Burns to employees in the workplace can occur through many means; hot surfaces, chemicals, cooking oils, steam, radiant heat, fire, hot water etc.

With over 1.1million Australian workers, working in the retail or fast food industry, some of these workers could be put at risk of burns and scalds. The SDA is continually striving to ensure that employers eliminate the risks and where they cannot be eliminated altogether, to at least control them.

A recent (April 2017) court case, saw the owner of a KFC outlet fined $105,000 for failure to provide:

  • a safe working environment free of tripping hazards; and
  • a safe system of work by failure to provide and maintain a safe working procedure for filtering oil and cleaning a commercial cooker; and
  • adequate information, instruction, training and supervision for the tasks of filtering, changing, removing oil from a cooker. 

A 16 year old cook, suffered severe burns after stepping backwards, tripping and falling into a 51 litre capacity tank of hot oil. A SafeWork inspector measured the temperature of the oil at 108 degrees C. It would have been much hotter at the time of the accident two hours earlier.

The employer admitted guilt which was positive. However, in the course of the hearing the court identified many flaws in company safety policies and processes. In particular, the company relied on an internal computer program to provide information, instruction and training for employees.
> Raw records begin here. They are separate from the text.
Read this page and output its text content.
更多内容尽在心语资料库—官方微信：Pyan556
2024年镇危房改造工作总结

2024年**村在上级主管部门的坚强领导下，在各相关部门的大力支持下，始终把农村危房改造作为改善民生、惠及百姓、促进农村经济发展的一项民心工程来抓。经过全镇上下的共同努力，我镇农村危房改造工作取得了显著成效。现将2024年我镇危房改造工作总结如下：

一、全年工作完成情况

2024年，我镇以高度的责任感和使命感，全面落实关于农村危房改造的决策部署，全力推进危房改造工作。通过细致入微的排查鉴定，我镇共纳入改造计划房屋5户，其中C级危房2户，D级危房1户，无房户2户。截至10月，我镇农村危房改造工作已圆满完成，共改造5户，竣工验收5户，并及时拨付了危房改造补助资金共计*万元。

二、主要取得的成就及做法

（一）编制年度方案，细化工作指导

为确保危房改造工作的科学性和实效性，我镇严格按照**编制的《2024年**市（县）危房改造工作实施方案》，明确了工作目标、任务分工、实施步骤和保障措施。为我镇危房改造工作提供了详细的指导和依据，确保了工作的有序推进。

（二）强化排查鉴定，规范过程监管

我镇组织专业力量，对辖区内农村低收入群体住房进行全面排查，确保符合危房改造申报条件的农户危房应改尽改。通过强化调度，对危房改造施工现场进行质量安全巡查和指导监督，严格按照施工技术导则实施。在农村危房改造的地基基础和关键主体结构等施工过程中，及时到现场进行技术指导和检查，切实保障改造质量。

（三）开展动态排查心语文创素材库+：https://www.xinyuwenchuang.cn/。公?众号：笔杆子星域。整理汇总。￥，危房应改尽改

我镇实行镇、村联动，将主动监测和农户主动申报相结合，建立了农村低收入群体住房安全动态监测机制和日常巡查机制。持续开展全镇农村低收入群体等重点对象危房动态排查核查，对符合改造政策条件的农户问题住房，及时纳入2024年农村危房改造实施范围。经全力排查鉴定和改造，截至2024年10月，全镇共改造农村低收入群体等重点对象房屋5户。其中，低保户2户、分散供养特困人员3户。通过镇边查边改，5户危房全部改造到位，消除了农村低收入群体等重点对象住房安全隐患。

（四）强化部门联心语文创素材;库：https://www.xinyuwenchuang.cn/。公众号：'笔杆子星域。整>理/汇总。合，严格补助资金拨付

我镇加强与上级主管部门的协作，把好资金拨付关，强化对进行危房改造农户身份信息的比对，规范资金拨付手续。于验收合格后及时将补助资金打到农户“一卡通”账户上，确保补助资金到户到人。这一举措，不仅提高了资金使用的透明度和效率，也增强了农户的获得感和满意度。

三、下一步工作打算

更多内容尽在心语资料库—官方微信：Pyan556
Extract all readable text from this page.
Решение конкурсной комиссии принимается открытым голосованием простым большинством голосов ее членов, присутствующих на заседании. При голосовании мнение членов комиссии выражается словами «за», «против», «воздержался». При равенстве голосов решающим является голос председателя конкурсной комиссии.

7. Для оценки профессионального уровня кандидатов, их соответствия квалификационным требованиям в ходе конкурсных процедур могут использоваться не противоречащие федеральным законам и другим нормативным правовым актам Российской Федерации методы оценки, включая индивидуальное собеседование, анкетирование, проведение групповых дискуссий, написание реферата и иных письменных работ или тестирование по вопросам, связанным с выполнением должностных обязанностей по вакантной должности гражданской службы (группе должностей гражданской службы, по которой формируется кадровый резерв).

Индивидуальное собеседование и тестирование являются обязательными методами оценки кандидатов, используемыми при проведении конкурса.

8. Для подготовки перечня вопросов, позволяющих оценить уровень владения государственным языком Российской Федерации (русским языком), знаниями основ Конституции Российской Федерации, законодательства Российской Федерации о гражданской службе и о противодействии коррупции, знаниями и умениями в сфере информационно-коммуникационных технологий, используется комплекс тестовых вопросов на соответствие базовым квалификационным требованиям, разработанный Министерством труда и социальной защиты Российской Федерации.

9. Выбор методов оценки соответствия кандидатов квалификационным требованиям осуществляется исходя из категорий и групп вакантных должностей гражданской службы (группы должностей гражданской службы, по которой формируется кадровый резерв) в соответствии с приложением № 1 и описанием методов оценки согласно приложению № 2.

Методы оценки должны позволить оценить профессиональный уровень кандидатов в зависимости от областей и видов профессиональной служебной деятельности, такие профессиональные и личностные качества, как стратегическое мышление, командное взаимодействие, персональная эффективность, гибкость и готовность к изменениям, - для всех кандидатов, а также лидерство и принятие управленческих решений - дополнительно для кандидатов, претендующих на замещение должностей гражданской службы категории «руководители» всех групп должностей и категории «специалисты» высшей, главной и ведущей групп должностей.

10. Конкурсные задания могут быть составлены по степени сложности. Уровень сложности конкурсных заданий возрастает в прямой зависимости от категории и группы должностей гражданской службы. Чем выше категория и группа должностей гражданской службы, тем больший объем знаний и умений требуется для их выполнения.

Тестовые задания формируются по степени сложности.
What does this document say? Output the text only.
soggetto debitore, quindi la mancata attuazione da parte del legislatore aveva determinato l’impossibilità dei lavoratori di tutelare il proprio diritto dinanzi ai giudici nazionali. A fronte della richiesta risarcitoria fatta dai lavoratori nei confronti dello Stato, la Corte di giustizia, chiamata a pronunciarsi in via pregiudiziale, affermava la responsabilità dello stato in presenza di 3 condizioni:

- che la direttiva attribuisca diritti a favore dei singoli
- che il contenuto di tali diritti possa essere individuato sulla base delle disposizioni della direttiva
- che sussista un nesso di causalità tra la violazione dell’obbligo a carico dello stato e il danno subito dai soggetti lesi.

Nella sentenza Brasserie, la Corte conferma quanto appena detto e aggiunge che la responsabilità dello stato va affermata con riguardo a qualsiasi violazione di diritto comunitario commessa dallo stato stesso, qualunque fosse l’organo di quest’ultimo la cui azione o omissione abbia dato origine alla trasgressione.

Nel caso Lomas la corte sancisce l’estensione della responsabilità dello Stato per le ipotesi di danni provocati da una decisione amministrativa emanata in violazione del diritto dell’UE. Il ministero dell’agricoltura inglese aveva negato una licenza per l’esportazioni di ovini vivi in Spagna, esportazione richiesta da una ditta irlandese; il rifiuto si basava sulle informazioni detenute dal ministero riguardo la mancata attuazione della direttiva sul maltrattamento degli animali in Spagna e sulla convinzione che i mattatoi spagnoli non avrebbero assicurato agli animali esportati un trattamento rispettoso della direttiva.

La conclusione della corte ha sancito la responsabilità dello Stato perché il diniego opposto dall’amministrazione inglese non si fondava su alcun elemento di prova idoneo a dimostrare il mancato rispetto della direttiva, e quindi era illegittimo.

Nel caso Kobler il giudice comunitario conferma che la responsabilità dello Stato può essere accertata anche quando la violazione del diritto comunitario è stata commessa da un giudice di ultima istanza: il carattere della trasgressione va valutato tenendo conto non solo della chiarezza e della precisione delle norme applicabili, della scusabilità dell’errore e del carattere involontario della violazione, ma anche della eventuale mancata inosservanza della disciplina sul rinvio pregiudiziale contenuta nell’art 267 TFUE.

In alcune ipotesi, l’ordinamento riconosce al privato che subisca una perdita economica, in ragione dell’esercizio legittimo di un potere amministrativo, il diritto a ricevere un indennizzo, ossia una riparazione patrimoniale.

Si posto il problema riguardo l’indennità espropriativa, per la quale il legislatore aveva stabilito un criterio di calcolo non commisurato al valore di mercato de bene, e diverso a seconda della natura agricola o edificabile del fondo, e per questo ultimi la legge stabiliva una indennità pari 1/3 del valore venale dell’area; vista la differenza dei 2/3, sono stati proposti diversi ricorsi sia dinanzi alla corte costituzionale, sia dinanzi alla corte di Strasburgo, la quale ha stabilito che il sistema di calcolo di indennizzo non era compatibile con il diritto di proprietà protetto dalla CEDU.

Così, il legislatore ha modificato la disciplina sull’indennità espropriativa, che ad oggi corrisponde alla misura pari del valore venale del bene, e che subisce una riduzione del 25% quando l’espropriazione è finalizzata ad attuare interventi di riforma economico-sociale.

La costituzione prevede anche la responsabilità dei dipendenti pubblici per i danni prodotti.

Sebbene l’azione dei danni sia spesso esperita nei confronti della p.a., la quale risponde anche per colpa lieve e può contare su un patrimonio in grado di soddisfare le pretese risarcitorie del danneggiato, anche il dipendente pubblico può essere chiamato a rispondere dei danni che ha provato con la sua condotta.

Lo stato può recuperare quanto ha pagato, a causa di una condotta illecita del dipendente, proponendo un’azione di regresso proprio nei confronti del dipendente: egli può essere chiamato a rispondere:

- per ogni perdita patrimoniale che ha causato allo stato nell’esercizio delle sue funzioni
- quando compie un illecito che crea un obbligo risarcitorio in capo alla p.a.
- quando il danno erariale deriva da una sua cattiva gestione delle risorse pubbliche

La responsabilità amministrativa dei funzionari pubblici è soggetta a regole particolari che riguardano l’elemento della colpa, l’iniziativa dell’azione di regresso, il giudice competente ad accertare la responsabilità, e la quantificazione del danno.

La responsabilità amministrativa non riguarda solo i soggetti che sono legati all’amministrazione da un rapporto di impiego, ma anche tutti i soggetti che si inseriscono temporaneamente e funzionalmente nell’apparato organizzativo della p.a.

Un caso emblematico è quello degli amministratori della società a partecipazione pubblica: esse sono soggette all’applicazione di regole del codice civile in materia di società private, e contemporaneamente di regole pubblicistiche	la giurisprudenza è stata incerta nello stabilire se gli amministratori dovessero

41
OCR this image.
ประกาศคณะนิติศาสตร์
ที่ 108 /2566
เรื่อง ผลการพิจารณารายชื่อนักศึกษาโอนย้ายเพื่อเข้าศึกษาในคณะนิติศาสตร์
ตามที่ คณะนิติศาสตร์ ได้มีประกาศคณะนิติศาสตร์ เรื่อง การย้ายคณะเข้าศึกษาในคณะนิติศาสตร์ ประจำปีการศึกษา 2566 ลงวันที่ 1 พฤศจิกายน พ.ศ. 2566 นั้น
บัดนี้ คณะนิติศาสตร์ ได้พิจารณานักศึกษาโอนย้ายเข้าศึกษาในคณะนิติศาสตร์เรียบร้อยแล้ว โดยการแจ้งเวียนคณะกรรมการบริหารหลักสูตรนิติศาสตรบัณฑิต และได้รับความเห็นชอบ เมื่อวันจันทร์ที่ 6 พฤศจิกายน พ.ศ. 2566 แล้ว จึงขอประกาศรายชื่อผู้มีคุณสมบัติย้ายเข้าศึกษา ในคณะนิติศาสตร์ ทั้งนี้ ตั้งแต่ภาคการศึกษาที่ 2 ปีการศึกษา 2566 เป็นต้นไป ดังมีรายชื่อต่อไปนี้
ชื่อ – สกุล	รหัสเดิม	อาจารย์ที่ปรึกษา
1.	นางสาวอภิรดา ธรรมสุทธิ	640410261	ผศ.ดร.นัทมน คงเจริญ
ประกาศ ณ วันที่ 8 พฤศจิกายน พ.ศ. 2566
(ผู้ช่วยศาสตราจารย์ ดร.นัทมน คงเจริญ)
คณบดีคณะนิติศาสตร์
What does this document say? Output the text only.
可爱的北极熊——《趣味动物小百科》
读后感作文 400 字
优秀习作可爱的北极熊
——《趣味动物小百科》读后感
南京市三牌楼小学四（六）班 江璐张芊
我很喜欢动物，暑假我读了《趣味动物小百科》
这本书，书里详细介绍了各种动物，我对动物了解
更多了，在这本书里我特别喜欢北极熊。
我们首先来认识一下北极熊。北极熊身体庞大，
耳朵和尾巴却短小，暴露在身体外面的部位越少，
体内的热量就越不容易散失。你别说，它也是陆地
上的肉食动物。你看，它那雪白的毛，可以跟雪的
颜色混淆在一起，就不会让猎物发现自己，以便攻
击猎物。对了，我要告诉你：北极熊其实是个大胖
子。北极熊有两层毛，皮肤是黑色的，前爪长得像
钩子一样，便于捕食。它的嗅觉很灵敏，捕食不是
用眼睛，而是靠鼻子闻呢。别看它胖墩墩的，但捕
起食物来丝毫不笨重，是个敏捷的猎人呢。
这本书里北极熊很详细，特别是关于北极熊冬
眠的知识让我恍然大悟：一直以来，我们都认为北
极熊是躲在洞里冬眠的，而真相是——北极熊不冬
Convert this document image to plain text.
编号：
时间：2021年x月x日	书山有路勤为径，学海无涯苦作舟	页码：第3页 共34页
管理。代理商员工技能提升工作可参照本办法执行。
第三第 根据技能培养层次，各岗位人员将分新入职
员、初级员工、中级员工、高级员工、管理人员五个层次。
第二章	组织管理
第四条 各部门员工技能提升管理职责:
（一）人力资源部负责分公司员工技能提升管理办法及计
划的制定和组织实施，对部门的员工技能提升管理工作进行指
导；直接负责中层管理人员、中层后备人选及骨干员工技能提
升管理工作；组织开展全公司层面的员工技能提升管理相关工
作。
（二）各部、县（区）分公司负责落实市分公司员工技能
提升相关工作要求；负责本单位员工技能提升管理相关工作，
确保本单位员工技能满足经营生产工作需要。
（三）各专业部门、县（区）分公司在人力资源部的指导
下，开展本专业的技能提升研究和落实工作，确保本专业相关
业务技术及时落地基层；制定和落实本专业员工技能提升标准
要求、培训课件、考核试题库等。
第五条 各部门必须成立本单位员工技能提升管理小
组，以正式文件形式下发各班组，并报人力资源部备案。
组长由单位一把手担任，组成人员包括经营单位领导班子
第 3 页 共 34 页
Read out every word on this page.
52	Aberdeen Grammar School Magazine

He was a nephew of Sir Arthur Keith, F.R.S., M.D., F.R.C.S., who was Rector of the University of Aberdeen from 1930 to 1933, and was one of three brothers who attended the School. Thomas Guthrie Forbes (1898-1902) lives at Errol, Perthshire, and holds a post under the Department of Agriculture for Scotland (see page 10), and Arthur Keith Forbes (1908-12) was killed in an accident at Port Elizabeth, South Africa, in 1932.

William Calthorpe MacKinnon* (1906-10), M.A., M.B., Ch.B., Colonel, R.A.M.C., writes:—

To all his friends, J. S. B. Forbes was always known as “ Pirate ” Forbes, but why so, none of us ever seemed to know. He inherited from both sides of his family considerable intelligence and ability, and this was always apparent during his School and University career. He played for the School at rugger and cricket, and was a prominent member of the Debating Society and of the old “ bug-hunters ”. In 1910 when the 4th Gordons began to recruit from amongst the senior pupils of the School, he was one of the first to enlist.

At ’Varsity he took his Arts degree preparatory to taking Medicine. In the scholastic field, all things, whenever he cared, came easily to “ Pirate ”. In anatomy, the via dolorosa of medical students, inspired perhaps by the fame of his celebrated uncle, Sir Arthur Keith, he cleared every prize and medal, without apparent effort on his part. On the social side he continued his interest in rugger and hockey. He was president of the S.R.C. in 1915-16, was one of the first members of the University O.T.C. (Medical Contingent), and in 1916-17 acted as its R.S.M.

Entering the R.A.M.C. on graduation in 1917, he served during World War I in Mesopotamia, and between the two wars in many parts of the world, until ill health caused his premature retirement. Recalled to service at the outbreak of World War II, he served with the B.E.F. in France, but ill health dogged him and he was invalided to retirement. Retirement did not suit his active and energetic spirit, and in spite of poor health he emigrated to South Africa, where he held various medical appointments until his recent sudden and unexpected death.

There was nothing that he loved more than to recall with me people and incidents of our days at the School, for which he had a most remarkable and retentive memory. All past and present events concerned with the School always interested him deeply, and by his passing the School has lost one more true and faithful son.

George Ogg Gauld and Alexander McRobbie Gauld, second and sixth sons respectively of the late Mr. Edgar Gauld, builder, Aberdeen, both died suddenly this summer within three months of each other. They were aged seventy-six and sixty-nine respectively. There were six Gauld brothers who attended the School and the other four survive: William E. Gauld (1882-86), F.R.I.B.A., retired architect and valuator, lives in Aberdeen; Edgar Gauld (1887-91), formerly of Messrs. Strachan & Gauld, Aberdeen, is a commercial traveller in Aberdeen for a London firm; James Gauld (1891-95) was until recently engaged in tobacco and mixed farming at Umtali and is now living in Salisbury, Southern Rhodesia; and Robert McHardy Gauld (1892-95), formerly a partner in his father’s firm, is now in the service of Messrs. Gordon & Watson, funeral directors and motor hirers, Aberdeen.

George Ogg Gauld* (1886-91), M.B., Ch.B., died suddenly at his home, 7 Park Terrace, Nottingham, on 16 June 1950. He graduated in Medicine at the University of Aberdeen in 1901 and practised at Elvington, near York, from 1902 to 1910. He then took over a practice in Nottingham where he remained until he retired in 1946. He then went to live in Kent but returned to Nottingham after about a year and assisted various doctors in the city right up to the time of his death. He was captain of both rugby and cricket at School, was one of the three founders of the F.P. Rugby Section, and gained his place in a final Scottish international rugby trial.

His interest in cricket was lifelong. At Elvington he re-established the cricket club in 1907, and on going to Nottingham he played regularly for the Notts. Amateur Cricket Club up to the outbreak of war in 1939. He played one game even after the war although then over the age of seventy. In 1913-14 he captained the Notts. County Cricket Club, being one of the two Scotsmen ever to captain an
In particular, they had relied on this method of training, in the process that led to the accident.

Below is the NSW legislation outlining an employer’s responsibilities regarding information, training and instruction.

 

 Work Health and Safety Regulation 2011 (Clause 39 on the Provision of information, training and instruction) states that:

      …..(2)             A person conducting a business or undertaking, must ensure that information, training and instruction provided to a worker is suitable and adequate having regard to:

(a)  the nature of the work carried out by the worker, and

(b)  the nature of the risks associated with the work at the time the information, training or instruction is provided, and

(c)  the control measures implemented.

 

Maximum penalty:

(a)  in the case of an individual—$6,000, or

(b)  in the case of a body corporate—$30,000.

 

(3)                   The person must ensure, so far as is reasonably practicable, that the information, training and instruction provided under this clause is provided in a way that is readily understandable by any person to whom it is provided.

 

 Maximum penalty:

 (a)  in the case of an individual—$6,000, or

(b)  in the case of a body corporate—$30,000.

 

Have you and your work mates been properly trained?

Your employer is responsible to make sure you have appropriate training for all the work that you do.

 

Is there a trained first aid person at your workplace when you work?

You should be told who the approved first aid person is on your shift and where the first aid kit is kept in your workplace.

 

Please watch out for yourself and others and if you see someone being unsafe, speak up. If you have raised a hazard at your workplace which has not been addressed or if you are fobbed off when you mention a safety issue, please contact the SDA Office on 4961 4694 or by email secretary@sdan,org.au

 

NB: The 16yr old returned to work after 6 weeks and this accident prompted KFC to undertake broader safety audits of all plant and equipment in all of their KFC stores.